Although it would be incorrect to underestimate the contribution of other musicians associated with Gael Linn in the formation of this ensemble (notably Éamonn de Buitléar, Sean Potts, Paddy Moloney, and Martin Fay), it was unquestionably Ó Riada's imaginative drive and (occasionally ruthless) artistry which determined Ceoltóirí Cualann's collective personality and textural identity. The ‘folk orchestra’ (with its unmistakable roots in baroque chamber music) which the composer assembled entailed an entirely novel approach to the traditional repertory, even if Ó Riada himself was doubtless aware of the proximity of Ceoltóirí Cualann to the céilí band tradition, from which indeed it partly derived. The final recording which he made with Ceoltóirí Cualann, Ó Riada sa Gaiety (1969), testifies to the remarkable transformation of the tradition which Ó Riada had effected in eight years, whereby the rudimentary textures of Irish music played in unison to elementary accompanimental patterns, gave way to the integrated textures, novel instrumentation, and virtuoso finesse of Ceoltóirí Cualann.
Ó Riada's increasing interest in the music of Carolan towards the end of his life coincided with his waning commitment to Ceoltóirí Cualann. His wilful and difficult temperament (exemplified by several episodes involving the ensemble and the film company which he had established in the mid 1960s) made it increasingly difficult for him to sustain a working relationship with professional colleagues. Although he continued to work with traditional Irish musicians, notably in performances of liturgical as well as secular music, his last recordings can fairly be taken as the fourth and final phase of his career insofar as they suggest a revived attempt to create an inherently Irish art music. The harpsichord improvisations on Ó Riada's farewell (1970), however, are the work of a broken man.

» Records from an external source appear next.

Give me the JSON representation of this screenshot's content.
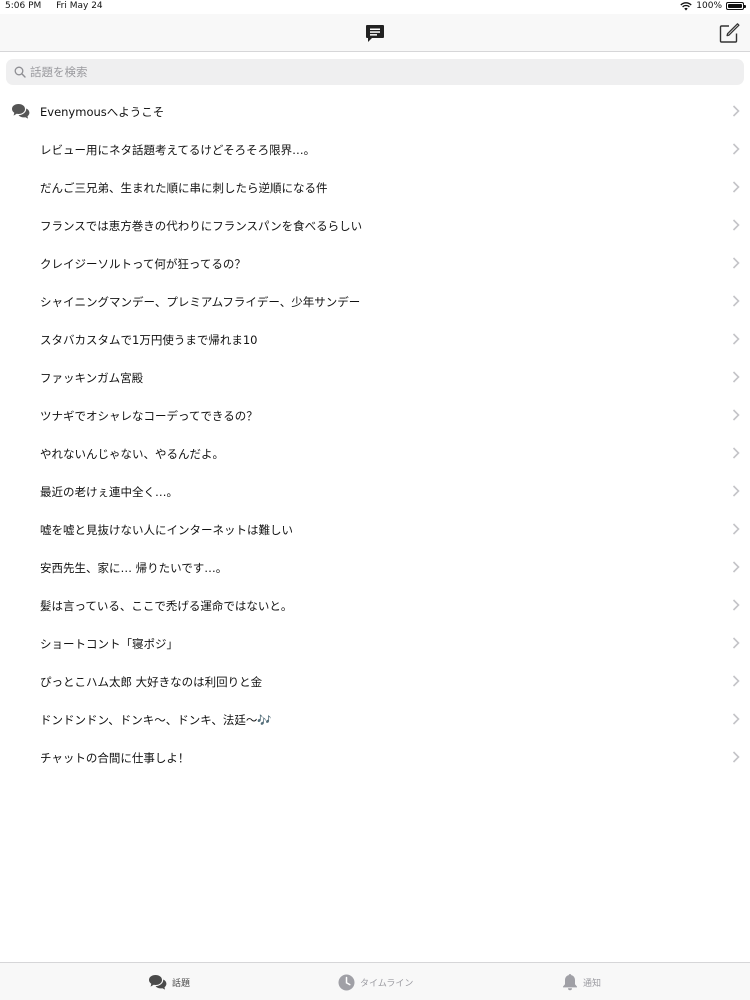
{
  "status_bar": {
    "time": "5:06 PM",
    "date": "Fri May 24",
    "battery": "100%"
  },
  "nav": {
    "title_icon": "chat-bubble-icon",
    "compose_icon": "compose-icon"
  },
  "search": {
    "placeholder": "話題を検索",
    "value": ""
  },
  "topics": [
    {
      "label": "Evenymousへようこそ",
      "icon": "chat-bubbles-icon"
    },
    {
      "label": "レビュー用にネタ話題考えてるけどそろそろ限界…。"
    },
    {
      "label": "だんご三兄弟、生まれた順に串に刺したら逆順になる件"
    },
    {
      "label": "フランスでは恵方巻きの代わりにフランスパンを食べるらしい"
    },
    {
      "label": "クレイジーソルトって何が狂ってるの？"
    },
    {
      "label": "シャイニングマンデー、プレミアムフライデー、少年サンデー"
    },
    {
      "label": "スタバカスタムで1万円使うまで帰れま10"
    },
    {
      "label": "ファッキンガム宮殿"
    },
    {
      "label": "ツナギでオシャレなコーデってできるの？"
    },
    {
      "label": "やれないんじゃない、やるんだよ。"
    },
    {
      "label": "最近の老けぇ連中全く…。"
    },
    {
      "label": "嘘を嘘と見抜けない人にインターネットは難しい"
    },
    {
      "label": "安西先生、家に… 帰りたいです…。"
    },
    {
      "label": "髪は言っている、ここで禿げる運命ではないと。"
    },
    {
      "label": "ショートコント「寝ポジ」"
    },
    {
      "label": "ぴっとこハム太郎 大好きなのは利回りと金"
    },
    {
      "label": "ドンドンドン、ドンキ〜、ドンキ、法廷〜🎶"
    },
    {
      "label": "チャットの合間に仕事しよ！"
    }
  ],
  "tabs": [
    {
      "label": "話題",
      "icon": "chat-bubbles-icon",
      "active": true
    },
    {
      "label": "タイムライン",
      "icon": "clock-icon",
      "active": false
    },
    {
      "label": "通知",
      "icon": "bell-icon",
      "active": false
    }
  ],
  "colors": {
    "background": "#ffffff",
    "bar_background": "#f8f8f8",
    "separator": "#d6d6d8",
    "search_background": "#efeff0",
    "chevron": "#c4c4c8",
    "tab_active": "#4a4a4a",
    "tab_inactive": "#9a9aa0"
  }
}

Although he promised to become the first Irish composer of truly international significance, Ó Riada's failure as an artist – in ironic contrast to the prestige which he enjoyed among an Irish cultural elite indifferent to European music – is sharply expressive of that fundamental tension between colonial and ethnic ideologies of music in Ireland which he himself so stringently tested throughout his life. His sometimes extensive pronouncements on Irish and European music – a lifelong habit which found its most ferocious expression in Our musical heritage – tended only to exacerbate the difficulties which he sought to supervene. It is fair to say that the success which he enjoyed as a national figure was intimately tied to his brilliant redeployment of traditional Irish melodies as an orchestrator, and more notably still as a performer and arranger, with Ceoltóirí Cualann. Although his legacy in these respects is a distinguished one (not least with regard to The Chieftains), the crisis of modernism in Irish music which he so compellingly identified has yet to be resolved.
Ó Riada became seriously ill in the summer of 1971 and was hospitalised in Cork. He died 3 October 1971 in London.